If you have a spare room in your house, or a room you could turn into a spare room, or even a room in your garden that you could use, there are quite a few different ways in which that room could make you money.
The two main ways in which a spare room in your house could be used to make you money are:
rent it out to others; use it yourself
Rent your spare room out to others for their own use:
1)
Rent out your spare room as a temporary storage place for people needing to keep some of their furniture or belongings in inbetween moving house
2)
Rent your spare room out to people wishing to give lessons or hold classes but don’t have their own spare room to use
3)
Rent out your spare room to people who have products to sell, as a little shop, even a little art gallery. Perhaps your client or clients cannot see to the customers themselves and you can see to the customers yourself and take commission for what you sell for your clients.
4)
Rent out your spare room to people who need a meeting place – small business groups or clubs that don’t require a meeting place as large as a conference hall or other hall, or to different hobby or social clubs that need a weekly or monthly meeting place.
5)
Rent your spare room out to people needing a place to hold a small party, particularly for parties like kitchen teas and stork parties.

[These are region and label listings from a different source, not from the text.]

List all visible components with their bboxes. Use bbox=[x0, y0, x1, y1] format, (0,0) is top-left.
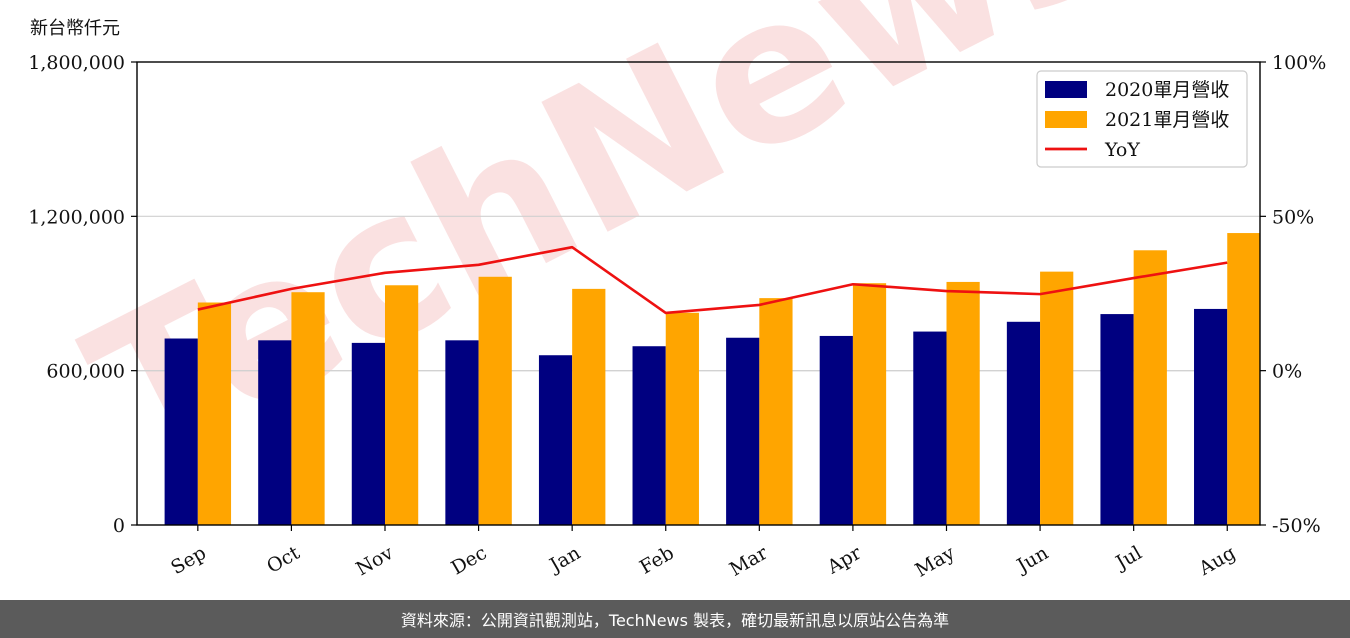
revenue-chart: TechNews 0600,0001,200,0001,800,000-50%0… bbox=[28, 0, 1326, 582]
bar-2021-apr bbox=[852, 283, 887, 525]
legend-item-2020-label: 2020單月營收 bbox=[1105, 79, 1229, 101]
x-tick-label: Jun bbox=[1012, 542, 1053, 578]
unit-label: 新台幣仟元 bbox=[30, 18, 120, 39]
bar-2020-may bbox=[913, 331, 947, 525]
plot-frame bbox=[136, 61, 1261, 526]
legend-item-2021-label: 2021單月營收 bbox=[1105, 109, 1229, 131]
bar-2020-jul bbox=[1100, 314, 1134, 525]
x-tick-label: Feb bbox=[636, 542, 678, 579]
bar-2021-dec bbox=[478, 276, 512, 525]
bar-2021-oct bbox=[291, 292, 325, 525]
x-tick-label: Jan bbox=[544, 542, 584, 578]
bar-2020-aug bbox=[1194, 308, 1228, 525]
left-tick-label: 1,200,000 bbox=[28, 206, 125, 228]
x-tick-label: May bbox=[912, 542, 959, 582]
bar-2020-mar bbox=[726, 337, 760, 525]
x-tick-label: Aug bbox=[1194, 542, 1239, 581]
bar-2021-may bbox=[946, 281, 980, 525]
footer-source: 資料來源：公開資訊觀測站，TechNews 製表，確切最新訊息以原站公告為準 bbox=[0, 600, 1350, 638]
legend-item-2021-swatch bbox=[1045, 111, 1087, 128]
x-tick-label: Nov bbox=[352, 542, 397, 581]
x-tick-label: Sep bbox=[167, 542, 210, 579]
x-tick-label: Mar bbox=[726, 541, 772, 580]
right-tick-label: 50% bbox=[1272, 206, 1314, 228]
legend: 2020單月營收 2021單月營收 YoY bbox=[1036, 70, 1248, 168]
bar-2020-oct bbox=[258, 340, 292, 525]
x-tick-label: Oct bbox=[263, 542, 304, 578]
right-tick-label: 100% bbox=[1272, 52, 1326, 74]
bar-2020-jun bbox=[1006, 321, 1041, 525]
bar-2021-jun bbox=[1040, 271, 1074, 525]
legend-item-2020-swatch bbox=[1045, 81, 1087, 98]
bar-2020-jan bbox=[538, 355, 573, 525]
left-tick-label: 600,000 bbox=[46, 361, 125, 383]
left-tick-label: 0 bbox=[113, 515, 125, 537]
bar-2020-apr bbox=[819, 335, 853, 525]
x-tick-label: Dec bbox=[447, 542, 490, 580]
left-tick-label: 1,800,000 bbox=[28, 52, 125, 74]
bar-2021-feb bbox=[665, 312, 699, 525]
legend-item-yoy-label: YoY bbox=[1104, 139, 1140, 161]
right-tick-label: 0% bbox=[1272, 361, 1302, 383]
yoy-line-group bbox=[197, 245, 1228, 315]
bar-2021-aug bbox=[1227, 233, 1261, 525]
bars bbox=[164, 233, 1261, 525]
right-tick-label: -50% bbox=[1272, 515, 1321, 537]
x-tick-label: Jul bbox=[1111, 542, 1146, 575]
yoy-line bbox=[197, 245, 1228, 315]
bar-2021-jan bbox=[572, 288, 606, 525]
x-tick-label: Apr bbox=[823, 541, 866, 578]
bar-2020-dec bbox=[445, 340, 479, 525]
bar-2021-mar bbox=[759, 298, 793, 525]
legend-box bbox=[1036, 70, 1248, 168]
bar-2021-nov bbox=[384, 285, 419, 525]
bar-2021-sep bbox=[197, 302, 232, 525]
bar-2020-nov bbox=[351, 342, 385, 525]
bar-2020-sep bbox=[164, 338, 198, 525]
bar-2021-jul bbox=[1133, 250, 1167, 525]
bar-2020-feb bbox=[632, 346, 666, 525]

Making money from using the spare room yourself:
1)
Use the spare room as a little shop for yourself – neatly display whatever you are selling – your products could be art or photographs, picture frames, second hand books or other items you’ve been buying at auctions, pawn shops and second hand places, or from searching the for sale section of the local classifieds. Your products may be homemade crafts or edible goodies.
2)
Use the spare room to give classes. Be positive – you do know things other people don’t; you especially know things many children don’t know. Give kiddies craft classes, kiddies flower-arranging classes, kiddies cupcake icing classes.
3)
Use your spare room for merely supervising others: an after school homework class, or babysitting.
4)
Perform your service in your spare room: cut hair, cut or paint fingernails or toenails, give an exercise class, massage feet, sketch the person sitting in front of you, iron clothes and hang them up ready for collection.
5)
Use your spare room as a storage room for the products you’re renting or hiring out – theatre props, theatre or fancy dress costumes, dirtbins for special events, tablecloths and serving platters, bunting for cordoning off designated areas.
6)
Add a bed, microwave, fridge, kettle, and toaster and rent out the room to somebody who needs a place to live.